(CHICAGO) — Caffeine energy drinks can have adverse effects on heart function, particularly in young drinkers, a study by German researchers finds.
A team from the University of Bonn in Germany studied the effects of energy drinks on 18 healthy, young adults and found heart contraction rates increased one hour later.
The report was presented at the annual meeting of the Radiological Society of North America in Chicago. Radiology resident Jonas Dörner, M.D., who helped in the study, said there is growing concern due to little or no regulation of energy drink sales.
“Usually energy drinks contain taurine and caffeine as their main pharmacological ingredients,” Dr. Dörner said. “The amount of caffeine is up to three times higher than in other caffeinated beverages like coffee or cola. There are many side effects known to be associated with a high intake of caffeine, including rapid heart rate, palpitations, rise in blood pressure and, in the most severe cases, seizures or sudden death.”

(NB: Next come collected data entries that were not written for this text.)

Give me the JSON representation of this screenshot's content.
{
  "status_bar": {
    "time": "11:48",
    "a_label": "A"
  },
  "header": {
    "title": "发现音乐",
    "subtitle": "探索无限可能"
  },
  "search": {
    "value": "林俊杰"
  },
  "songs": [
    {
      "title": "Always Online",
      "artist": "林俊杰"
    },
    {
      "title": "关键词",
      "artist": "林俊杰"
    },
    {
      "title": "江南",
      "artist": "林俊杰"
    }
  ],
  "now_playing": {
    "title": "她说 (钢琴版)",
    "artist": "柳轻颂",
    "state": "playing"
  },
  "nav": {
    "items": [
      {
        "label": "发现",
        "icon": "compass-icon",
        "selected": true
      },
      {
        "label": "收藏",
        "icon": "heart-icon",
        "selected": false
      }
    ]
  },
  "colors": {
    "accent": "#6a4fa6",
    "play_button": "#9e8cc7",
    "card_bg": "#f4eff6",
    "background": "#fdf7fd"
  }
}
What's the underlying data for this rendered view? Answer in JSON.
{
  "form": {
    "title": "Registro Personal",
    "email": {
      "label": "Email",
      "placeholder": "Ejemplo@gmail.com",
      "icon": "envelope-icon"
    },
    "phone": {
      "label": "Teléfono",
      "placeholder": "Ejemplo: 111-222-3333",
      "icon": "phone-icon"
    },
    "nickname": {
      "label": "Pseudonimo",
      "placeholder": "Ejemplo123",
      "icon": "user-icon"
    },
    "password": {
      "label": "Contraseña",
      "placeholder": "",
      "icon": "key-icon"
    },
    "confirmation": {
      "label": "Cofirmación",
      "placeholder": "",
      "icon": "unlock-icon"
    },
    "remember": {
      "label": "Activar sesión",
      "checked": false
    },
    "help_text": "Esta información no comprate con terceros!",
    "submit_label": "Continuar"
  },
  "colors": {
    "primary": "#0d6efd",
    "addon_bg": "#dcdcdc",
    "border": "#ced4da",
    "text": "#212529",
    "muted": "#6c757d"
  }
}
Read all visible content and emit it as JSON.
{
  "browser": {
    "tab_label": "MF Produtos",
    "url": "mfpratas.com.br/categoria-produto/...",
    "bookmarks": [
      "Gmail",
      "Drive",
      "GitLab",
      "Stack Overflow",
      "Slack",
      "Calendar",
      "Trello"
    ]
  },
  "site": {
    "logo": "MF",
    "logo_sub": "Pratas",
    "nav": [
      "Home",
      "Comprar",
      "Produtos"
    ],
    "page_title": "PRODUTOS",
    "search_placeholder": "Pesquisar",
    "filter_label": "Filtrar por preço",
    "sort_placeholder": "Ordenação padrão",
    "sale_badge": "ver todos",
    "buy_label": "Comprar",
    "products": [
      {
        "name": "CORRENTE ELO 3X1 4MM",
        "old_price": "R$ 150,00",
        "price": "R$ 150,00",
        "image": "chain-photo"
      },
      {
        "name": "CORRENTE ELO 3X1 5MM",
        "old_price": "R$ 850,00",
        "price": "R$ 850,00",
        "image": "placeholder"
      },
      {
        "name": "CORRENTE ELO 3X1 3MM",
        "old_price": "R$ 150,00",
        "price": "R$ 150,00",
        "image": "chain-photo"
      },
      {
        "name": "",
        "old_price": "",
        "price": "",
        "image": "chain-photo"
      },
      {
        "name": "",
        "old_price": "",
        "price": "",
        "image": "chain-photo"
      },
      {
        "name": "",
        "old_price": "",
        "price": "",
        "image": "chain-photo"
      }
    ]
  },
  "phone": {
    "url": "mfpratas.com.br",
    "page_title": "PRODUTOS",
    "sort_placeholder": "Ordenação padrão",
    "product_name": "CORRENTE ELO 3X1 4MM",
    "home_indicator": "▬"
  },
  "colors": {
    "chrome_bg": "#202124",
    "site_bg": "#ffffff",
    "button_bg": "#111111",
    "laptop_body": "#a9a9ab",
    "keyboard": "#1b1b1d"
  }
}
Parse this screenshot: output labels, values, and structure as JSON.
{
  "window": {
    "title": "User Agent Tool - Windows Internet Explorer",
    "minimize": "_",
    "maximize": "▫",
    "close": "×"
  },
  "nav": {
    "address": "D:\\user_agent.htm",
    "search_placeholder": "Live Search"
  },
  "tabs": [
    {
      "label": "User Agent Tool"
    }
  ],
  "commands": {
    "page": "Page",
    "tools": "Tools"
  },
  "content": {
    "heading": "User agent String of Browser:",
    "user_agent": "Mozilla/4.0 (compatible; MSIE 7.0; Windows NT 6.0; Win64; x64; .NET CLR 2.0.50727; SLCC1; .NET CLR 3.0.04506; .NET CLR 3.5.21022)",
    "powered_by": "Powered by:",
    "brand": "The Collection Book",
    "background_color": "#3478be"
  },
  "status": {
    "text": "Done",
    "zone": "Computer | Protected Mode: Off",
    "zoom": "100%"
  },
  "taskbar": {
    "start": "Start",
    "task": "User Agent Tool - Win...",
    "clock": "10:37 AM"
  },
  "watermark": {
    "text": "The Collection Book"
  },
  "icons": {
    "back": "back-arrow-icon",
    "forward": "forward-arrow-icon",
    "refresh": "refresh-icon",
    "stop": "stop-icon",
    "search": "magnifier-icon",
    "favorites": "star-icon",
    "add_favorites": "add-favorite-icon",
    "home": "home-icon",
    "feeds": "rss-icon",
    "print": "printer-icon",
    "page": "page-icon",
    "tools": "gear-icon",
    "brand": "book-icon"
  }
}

From 2007 to 2011 in the U.S., the number of emergency department visits related to energy drink consumption nearly doubled from 10,068 to 20,783, according to the Radiological Society of North America.
The study, which is ongoing, used cardiac magnetic resonance imaging, or MRI, to measure the effects of the drinks on heart function. Researchers said the results show the short-term impact of the energy drinks, but further studies are needed to learn the long-term effects.